Aber auch wenn eingeladen wird: Nach meinen Erfahrungen ist es
oft so, daß der weit überwiegende Teil des Publikums von den
"vertrauten Gesichtern" gebildet wird, und nur eine kleine Handvoll Interessierter
dazustößt.
Einladend?
So vertraut es einem Gemeindeglied erscheinen mag: Für einen
Nichtchristen ist die Gemeindewelt eine mehr oder weniger völlig unbekannte
Größe. Dazu wird in den Medien, in letzter Zeit vermehrt,
immer wieder vor Sekten gewarnt. Oft gibt es den Dreiklang "evangelisch,
katholisch, dubios". Da wird er nun dazu eingeladen, zu irgendeiner Kirche
zu gehen, von der er vorher vielleicht noch nie etwas gehört hat,
und sich dort Vorträge anzuhören. Also entweder er ist
sehr experimentierfreudig oder bereits sehr interessiert daran, mehr über
den christlichen Glauben zu erfahren. Oder es ist nachvollziehbar,
wenn er er sich dort lieber nicht sehen läßt.

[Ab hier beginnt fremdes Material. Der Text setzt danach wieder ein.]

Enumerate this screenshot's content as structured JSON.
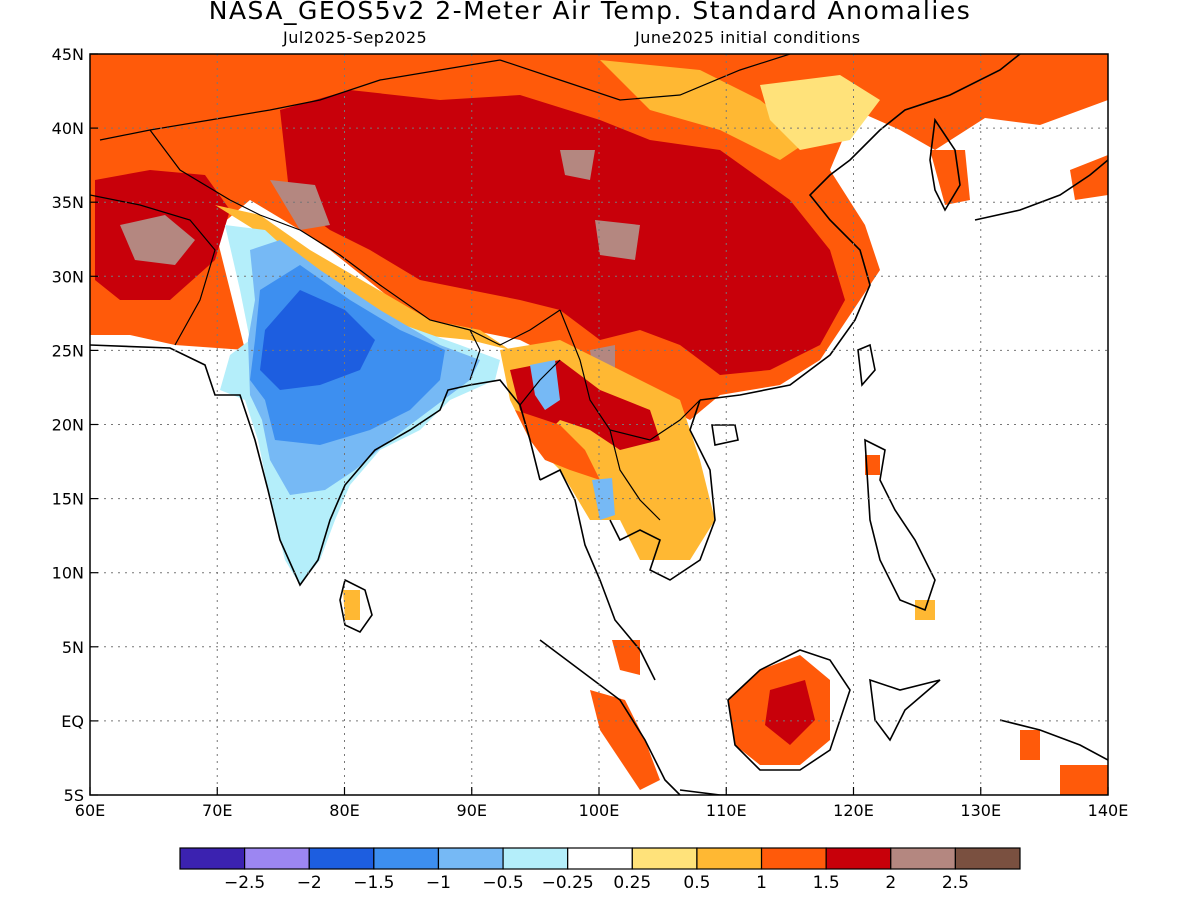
{
  "header": {
    "title": "NASA_GEOS5v2 2-Meter Air Temp. Standard Anomalies",
    "period": "Jul2025-Sep2025",
    "init": "June2025 initial conditions"
  },
  "map": {
    "lon_range": [
      60,
      140
    ],
    "lat_range": [
      -5,
      45
    ],
    "lon_ticks": [
      "60E",
      "70E",
      "80E",
      "90E",
      "100E",
      "110E",
      "120E",
      "130E",
      "140E"
    ],
    "lat_ticks": [
      "45N",
      "40N",
      "35N",
      "30N",
      "25N",
      "20N",
      "15N",
      "10N",
      "5N",
      "EQ",
      "5S"
    ],
    "gridlines": "dotted"
  },
  "colorbar": {
    "colors": [
      "#3b22b0",
      "#9c86f2",
      "#1d5ee0",
      "#3d8ff0",
      "#76b9f5",
      "#b4eefa",
      "#ffffff",
      "#ffe27a",
      "#ffb833",
      "#ff5a0a",
      "#c8000a",
      "#b48780",
      "#7a5040"
    ],
    "labels": [
      "-2.5",
      "-2",
      "-1.5",
      "-1",
      "-0.5",
      "-0.25",
      "0.25",
      "0.5",
      "1",
      "1.5",
      "2",
      "2.5"
    ]
  },
  "colors": {
    "strong_warm": "#c8000a",
    "warm": "#ff5a0a",
    "moderate_warm": "#ffb833",
    "slight_warm": "#ffe27a",
    "extreme_warm": "#b48780",
    "cold": "#1d5ee0",
    "cool": "#3d8ff0",
    "mild_cool": "#76b9f5",
    "slight_cool": "#b4eefa"
  }
}
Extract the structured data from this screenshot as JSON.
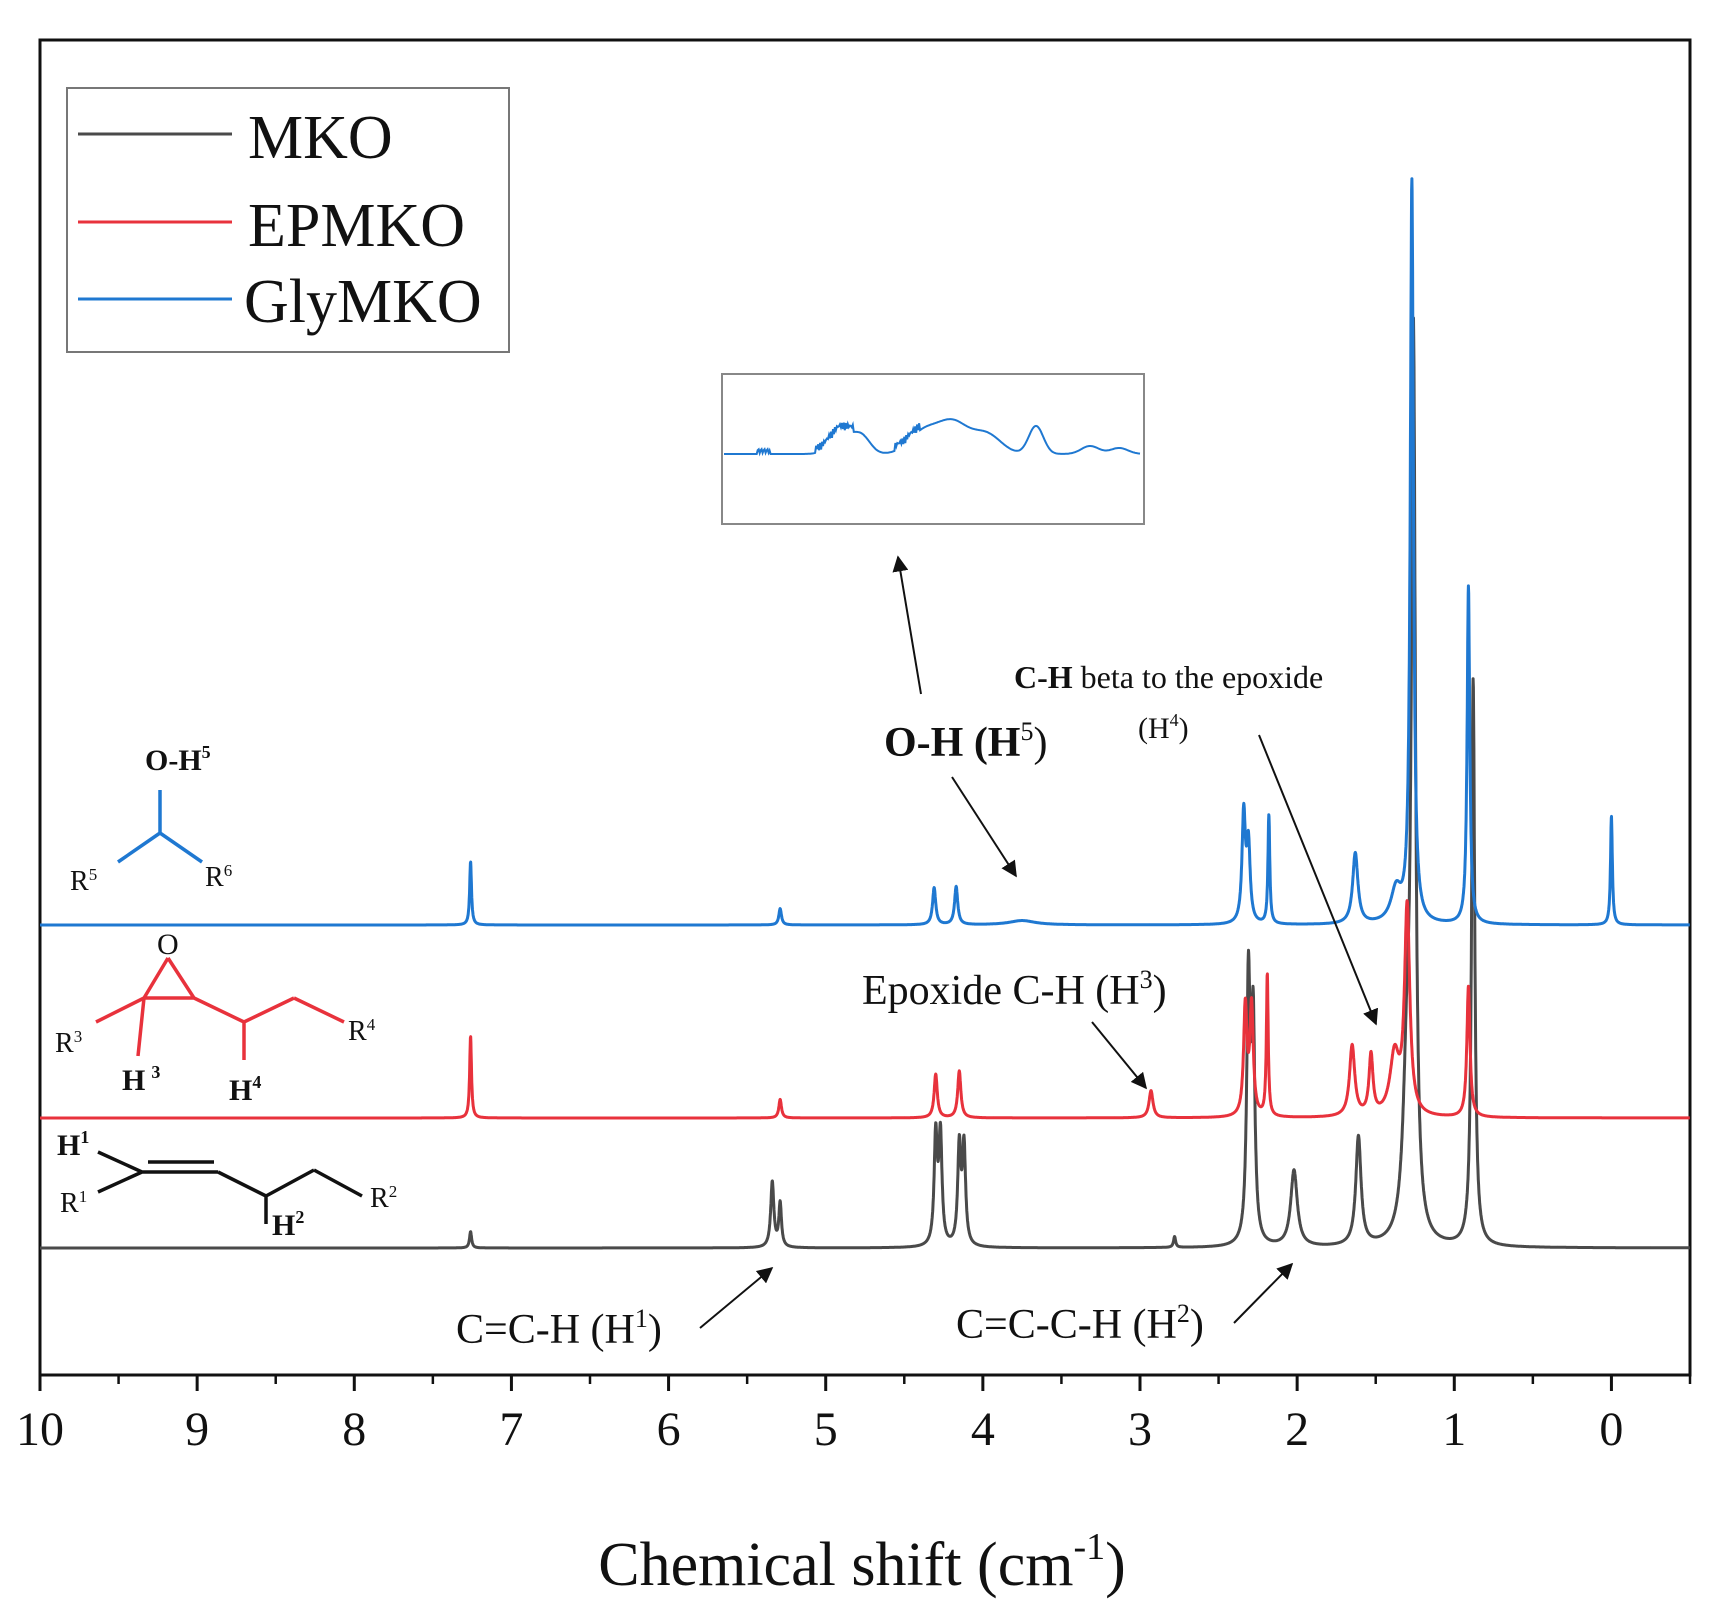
{
  "chart_data": {
    "type": "line",
    "title": "",
    "xlabel": "Chemical shift (cm",
    "xlabel_sup": "-1",
    "xlabel_close": ")",
    "ylabel": "",
    "xlim": [
      10,
      -0.5
    ],
    "x_ticks": [
      "10",
      "9",
      "8",
      "7",
      "6",
      "5",
      "4",
      "3",
      "2",
      "1",
      "0"
    ],
    "x_tick_values": [
      10,
      9,
      8,
      7,
      6,
      5,
      4,
      3,
      2,
      1,
      0
    ],
    "legend": [
      {
        "name": "MKO",
        "color": "#4a4a4a"
      },
      {
        "name": "EPMKO",
        "color": "#e8323c"
      },
      {
        "name": "GlyMKO",
        "color": "#1f78d1"
      }
    ],
    "legend_position": "top-left",
    "series": [
      {
        "name": "MKO",
        "color": "#4a4a4a",
        "peaks": [
          {
            "x": 7.26,
            "h": 0.015,
            "w": 0.008
          },
          {
            "x": 5.34,
            "h": 0.06,
            "w": 0.012
          },
          {
            "x": 5.29,
            "h": 0.04,
            "w": 0.01
          },
          {
            "x": 4.3,
            "h": 0.1,
            "w": 0.012
          },
          {
            "x": 4.27,
            "h": 0.1,
            "w": 0.012
          },
          {
            "x": 4.15,
            "h": 0.09,
            "w": 0.012
          },
          {
            "x": 4.12,
            "h": 0.09,
            "w": 0.012
          },
          {
            "x": 2.78,
            "h": 0.01,
            "w": 0.008
          },
          {
            "x": 2.31,
            "h": 0.24,
            "w": 0.013
          },
          {
            "x": 2.28,
            "h": 0.2,
            "w": 0.013
          },
          {
            "x": 2.02,
            "h": 0.07,
            "w": 0.025
          },
          {
            "x": 1.61,
            "h": 0.1,
            "w": 0.02
          },
          {
            "x": 1.3,
            "h": 0.15,
            "w": 0.03
          },
          {
            "x": 1.26,
            "h": 0.8,
            "w": 0.015
          },
          {
            "x": 0.88,
            "h": 0.52,
            "w": 0.012
          }
        ]
      },
      {
        "name": "EPMKO",
        "color": "#e8323c",
        "peaks": [
          {
            "x": 7.26,
            "h": 0.075,
            "w": 0.007
          },
          {
            "x": 5.29,
            "h": 0.017,
            "w": 0.01
          },
          {
            "x": 4.3,
            "h": 0.04,
            "w": 0.012
          },
          {
            "x": 4.15,
            "h": 0.043,
            "w": 0.012
          },
          {
            "x": 2.93,
            "h": 0.025,
            "w": 0.015
          },
          {
            "x": 2.33,
            "h": 0.1,
            "w": 0.013
          },
          {
            "x": 2.29,
            "h": 0.1,
            "w": 0.013
          },
          {
            "x": 2.19,
            "h": 0.13,
            "w": 0.007
          },
          {
            "x": 1.65,
            "h": 0.065,
            "w": 0.02
          },
          {
            "x": 1.53,
            "h": 0.055,
            "w": 0.015
          },
          {
            "x": 1.38,
            "h": 0.055,
            "w": 0.035
          },
          {
            "x": 1.3,
            "h": 0.19,
            "w": 0.02
          },
          {
            "x": 0.91,
            "h": 0.12,
            "w": 0.012
          }
        ]
      },
      {
        "name": "GlyMKO",
        "color": "#1f78d1",
        "peaks": [
          {
            "x": 7.26,
            "h": 0.058,
            "w": 0.007
          },
          {
            "x": 5.29,
            "h": 0.015,
            "w": 0.01
          },
          {
            "x": 4.31,
            "h": 0.034,
            "w": 0.012
          },
          {
            "x": 4.17,
            "h": 0.035,
            "w": 0.012
          },
          {
            "x": 3.75,
            "h": 0.004,
            "w": 0.1
          },
          {
            "x": 2.34,
            "h": 0.1,
            "w": 0.013
          },
          {
            "x": 2.31,
            "h": 0.07,
            "w": 0.013
          },
          {
            "x": 2.18,
            "h": 0.1,
            "w": 0.007
          },
          {
            "x": 1.63,
            "h": 0.065,
            "w": 0.02
          },
          {
            "x": 1.37,
            "h": 0.03,
            "w": 0.04
          },
          {
            "x": 1.27,
            "h": 0.68,
            "w": 0.012
          },
          {
            "x": 0.91,
            "h": 0.31,
            "w": 0.01
          },
          {
            "x": 0.0,
            "h": 0.1,
            "w": 0.007
          }
        ]
      }
    ],
    "annotations": {
      "oh": {
        "main": "O-H (H",
        "sup": "5",
        "close": ")"
      },
      "beta_line1": {
        "bold": "C-H",
        "rest": " beta to the epoxide"
      },
      "beta_line2": {
        "main": "(H",
        "sup": "4",
        "close": ")"
      },
      "epoxide": {
        "main": "Epoxide C-H (H",
        "sup": "3",
        "close": ")"
      },
      "cch": {
        "main": "C=C-H (H",
        "sup": "1",
        "close": ")"
      },
      "ccch": {
        "main": "C=C-C-H (H",
        "sup": "2",
        "close": ")"
      }
    },
    "structures": {
      "s1": {
        "top": "O-H",
        "top_sup": "5",
        "r_left": "R",
        "r_left_sup": "5",
        "r_right": "R",
        "r_right_sup": "6"
      },
      "s2": {
        "o": "O",
        "r3": "R",
        "r3_sup": "3",
        "r4": "R",
        "r4_sup": "4",
        "h3": "H",
        "h3_sup": "3",
        "h4": "H",
        "h4_sup": "4"
      },
      "s3": {
        "h1": "H",
        "h1_sup": "1",
        "r1": "R",
        "r1_sup": "1",
        "r2": "R",
        "r2_sup": "2",
        "h2": "H",
        "h2_sup": "2"
      }
    }
  }
}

Insbesondere die Wirksamkeit "unpersönlicher" Einlademethoden wie
Handzettel und Plakate würde ich deshalb nur als mäßig
hoch einschätzen. Und das, obwohl ich selbst durch ein solches
Plakat auf meine Gemeinde gestoßen bin? Ja: Ich war nämlich
zu der Zeit bereit Christ, hatte eine Entscheidung für den Glauben
getroffen, es fehlte mir nur noch an anderen Christen, zu denen ich Gemeinschaft
haben konnte. Obwohl ich "evangelisch-freikirchliche Gemeinde" auch nicht
recht einschätzen konnte, war die Hemmschwelle doch bereits viel geringer.

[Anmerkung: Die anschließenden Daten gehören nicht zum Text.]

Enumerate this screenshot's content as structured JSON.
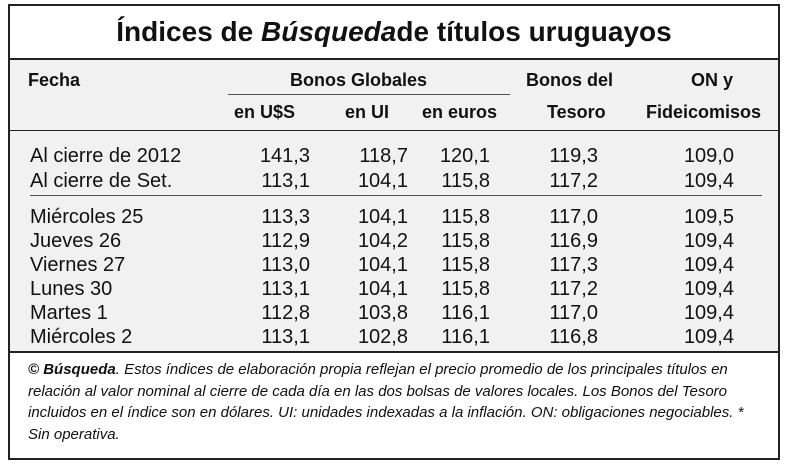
{
  "title": {
    "before": "Índices de ",
    "emph": "Búsqueda",
    "after": " de títulos uruguayos"
  },
  "headers": {
    "fecha": "Fecha",
    "bonos_globales": "Bonos Globales",
    "usd": "en U$S",
    "ui": "en UI",
    "euros": "en euros",
    "tesoro_1": "Bonos del",
    "tesoro_2": "Tesoro",
    "on_1": "ON y",
    "on_2": "Fideicomisos"
  },
  "rows": [
    {
      "label": "Al cierre de 2012",
      "usd": "141,3",
      "ui": "118,7",
      "euros": "120,1",
      "tesoro": "119,3",
      "on": "109,0"
    },
    {
      "label": "Al cierre de Set.",
      "usd": "113,1",
      "ui": "104,1",
      "euros": "115,8",
      "tesoro": "117,2",
      "on": "109,4"
    },
    {
      "label": "Miércoles 25",
      "usd": "113,3",
      "ui": "104,1",
      "euros": "115,8",
      "tesoro": "117,0",
      "on": "109,5"
    },
    {
      "label": "Jueves 26",
      "usd": "112,9",
      "ui": "104,2",
      "euros": "115,8",
      "tesoro": "116,9",
      "on": "109,4"
    },
    {
      "label": "Viernes 27",
      "usd": "113,0",
      "ui": "104,1",
      "euros": "115,8",
      "tesoro": "117,3",
      "on": "109,4"
    },
    {
      "label": "Lunes 30",
      "usd": "113,1",
      "ui": "104,1",
      "euros": "115,8",
      "tesoro": "117,2",
      "on": "109,4"
    },
    {
      "label": "Martes 1",
      "usd": "112,8",
      "ui": "103,8",
      "euros": "116,1",
      "tesoro": "117,0",
      "on": "109,4"
    },
    {
      "label": "Miércoles 2",
      "usd": "113,1",
      "ui": "102,8",
      "euros": "116,1",
      "tesoro": "116,8",
      "on": "109,4"
    }
  ],
  "note": {
    "lead": "© Búsqueda",
    "text": ". Estos índices de elaboración propia reflejan el precio promedio de los principales títulos en relación al valor nominal al cierre de cada día en las dos bolsas de valores locales. Los Bonos del Tesoro incluidos en el índice son en dólares. UI: unidades indexadas a la inflación. ON: obligaciones negociables. * Sin operativa."
  }
}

Dreh- und Angelpunkt bei Einladungen sind meiner Meinung nach...
Beziehungen
Wenn unpersönliche Formen der Einladung nicht oder kaum funktionieren,
ist es offenbar doch notwendig, daß Christen in persönlichem
Kontakt zu Menschen stehen. Bei völlig Unbekannten, "Wildfremden",
so entsteht wieder das Problem des Mißtrauens: "Wo soll ich
da jetzt hingeführt werden?" Ich schätze die Hemmschwelle
für einen Nichtchristen, beispielsweise durch die Tür einer freikirchlichen
Gemeinde zu treten, als ziemlich hoch ein.
Besser ist es also, wenn man sich persönlich kennt.

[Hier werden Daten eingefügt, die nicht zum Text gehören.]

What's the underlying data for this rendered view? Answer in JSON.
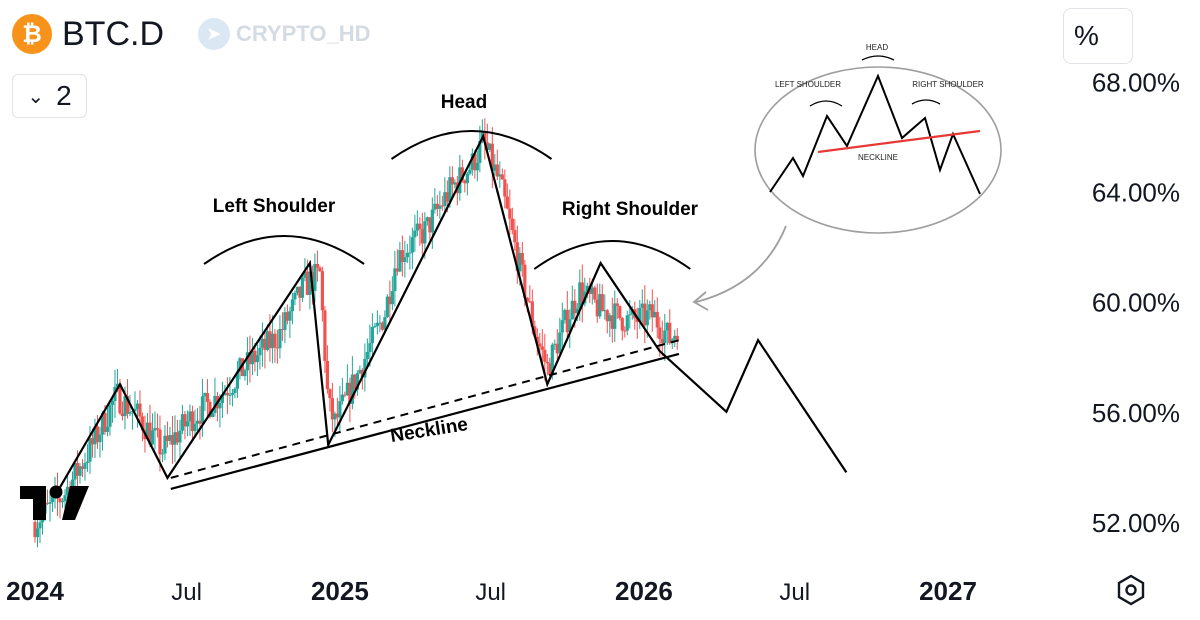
{
  "header": {
    "symbol": "BTC.D",
    "logo_glyph": "₿",
    "logo_color": "#f7931a",
    "watermark": "CRYPTO_HD",
    "interval_value": "2",
    "interval_icon": "chevron-down-icon",
    "scale_button": "%"
  },
  "colors": {
    "up": "#26a69a",
    "down": "#ef5350",
    "annotation": "#000000",
    "neckline_red": "#e53935"
  },
  "chart_data": {
    "type": "candlestick",
    "title": "BTC.D",
    "y_axis": {
      "ticks": [
        "68.00%",
        "64.00%",
        "60.00%",
        "56.00%",
        "52.00%"
      ],
      "tick_values": [
        68,
        64,
        60,
        56,
        52
      ],
      "ylim": [
        50.8,
        69.5
      ],
      "position": "right"
    },
    "x_axis": {
      "ticks": [
        {
          "label": "2024",
          "date": "2024-01-01",
          "bold": true
        },
        {
          "label": "Jul",
          "date": "2024-07-01",
          "bold": false
        },
        {
          "label": "2025",
          "date": "2025-01-01",
          "bold": true
        },
        {
          "label": "Jul",
          "date": "2025-07-01",
          "bold": false
        },
        {
          "label": "2026",
          "date": "2026-01-01",
          "bold": true
        },
        {
          "label": "Jul",
          "date": "2026-07-01",
          "bold": false
        },
        {
          "label": "2027",
          "date": "2027-01-01",
          "bold": true
        }
      ],
      "range": [
        "2024-01-01",
        "2027-01-01"
      ]
    },
    "close_path": [
      [
        "2024-01-01",
        52.0
      ],
      [
        "2024-02-05",
        53.0
      ],
      [
        "2024-03-10",
        54.8
      ],
      [
        "2024-04-08",
        56.6
      ],
      [
        "2024-05-05",
        55.8
      ],
      [
        "2024-06-02",
        54.6
      ],
      [
        "2024-07-07",
        55.8
      ],
      [
        "2024-08-10",
        56.6
      ],
      [
        "2024-09-15",
        57.8
      ],
      [
        "2024-10-20",
        58.8
      ],
      [
        "2024-11-20",
        60.6
      ],
      [
        "2024-12-08",
        61.0
      ],
      [
        "2024-12-18",
        56.2
      ],
      [
        "2024-12-26",
        55.6
      ],
      [
        "2025-01-20",
        57.2
      ],
      [
        "2025-02-24",
        59.6
      ],
      [
        "2025-03-10",
        61.6
      ],
      [
        "2025-04-14",
        62.6
      ],
      [
        "2025-05-12",
        64.0
      ],
      [
        "2025-06-09",
        65.0
      ],
      [
        "2025-06-22",
        65.8
      ],
      [
        "2025-07-13",
        64.2
      ],
      [
        "2025-08-03",
        61.5
      ],
      [
        "2025-08-24",
        58.8
      ],
      [
        "2025-09-07",
        57.6
      ],
      [
        "2025-09-28",
        59.2
      ],
      [
        "2025-10-16",
        60.4
      ],
      [
        "2025-11-10",
        59.7
      ],
      [
        "2025-12-15",
        59.3
      ],
      [
        "2026-01-12",
        59.5
      ],
      [
        "2026-02-02",
        58.6
      ],
      [
        "2026-02-12",
        59.2
      ]
    ],
    "pattern": {
      "labels": [
        "Left Shoulder",
        "Head",
        "Right Shoulder",
        "Neckline"
      ],
      "zigzag": [
        [
          "2024-01-26",
          53.0
        ],
        [
          "2024-04-12",
          57.0
        ],
        [
          "2024-06-08",
          53.6
        ],
        [
          "2024-11-26",
          61.4
        ],
        [
          "2024-12-18",
          54.8
        ],
        [
          "2025-06-22",
          66.0
        ],
        [
          "2025-09-07",
          57.0
        ],
        [
          "2025-11-10",
          61.4
        ],
        [
          "2026-01-20",
          58.2
        ],
        [
          "2026-04-10",
          56.0
        ],
        [
          "2026-05-18",
          58.6
        ],
        [
          "2026-09-01",
          53.8
        ]
      ],
      "neckline_solid": [
        [
          "2024-06-12",
          53.2
        ],
        [
          "2026-02-12",
          58.1
        ]
      ],
      "neckline_dashed": [
        [
          "2024-06-12",
          53.6
        ],
        [
          "2026-02-12",
          58.6
        ]
      ]
    },
    "inset": {
      "labels": [
        "HEAD",
        "LEFT SHOULDER",
        "RIGHT SHOULDER",
        "NECKLINE"
      ]
    }
  }
}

Ein kurzer Satz nur, und doch hat er so seine Folgen:
-
Viele Christen haben sich die Woche so mit Gemeindeveranstaltungen zugeplant,
daß beispielsweise für Freizeitaktivitäten mit Nichtchristen
überhaupt kein Platz mehr bleibt. Schließlich gibt es
ja schon Gottesdienst, Bibelstunde, Chor, Hauskreis - und die christlichen
Bekannten sollen ja auch nicht zu kurz kommen. Ob gewollt oder nicht
- sie "tauchen in der Gemeinde ab". Nichtchristen bekommen bestenfalls
noch ihr alltägliches Gesicht zu sehen, echte Kontakte, Freundschaften,
sind rein zeitlich gar nicht mehr möglich.
-
Wenn sich ein Mensch sich vom Glauben eingeladen fühlen soll,
muß er meiner Meinung nach auch einladend sein. Das heißt,
entweder ein Christ überzeugt durch sein Leben oder gar nicht.
Denn die dort ausgesandten Botschaften sprechen viel lauter und viel deutlicher
als Worte es jemals könnten. Die allerschlimmste Wirkung
dürfte eine "Evangelisationsfreundlichkeit" haben, die jeweils
einige Wochen vor einer Veranstaltung einsetzt...
-
Christen werden schwerlich darum herumkommen, auch mal selbst einige Worte
über ihren Glauben zu verlieren. Es ist eine beschämende
Tatsache, daß sich viele Christen dazu nicht in der Lage sehen.
Vielleicht liegt es daran, daß es für sie eine so tiefgehende
und wichtige Angelegenheit ist, daß sie nie gelernt haben, sich so
weit zu öffnen, diese Erfahrungen - auch der Hinterfragung und schlimmstenfalls
dem Spott - preiszugeben. Leider führt hier wie bei
so vielen anderen Dingen kein Weg am learning by doing vorbei
- es wird nur dann leichter, wenn man anfängt, es selbst zu
tun. Übrigens sind weder Bibelverse noch Argumentationen
besonders überzeugend, wenn diese einfach nur auswendiggelernt wurden
und jemand nicht sagen kann, was er selbst darüber denkt.
Fast überflüssig?
Würden alle Christen ihren Glauben so überzeugend, so aussagekräftig
leben, daß es ihrer nichtchristlichen Umgebung auffällt, könnten
alle Christen so prägnant und lebendig über ihren Glauben - der
ja den Überzeugungskern ihres Lebens bildet - reden, daß der
Funke überspringt, dann wären Evangelisationen fast überflüssig.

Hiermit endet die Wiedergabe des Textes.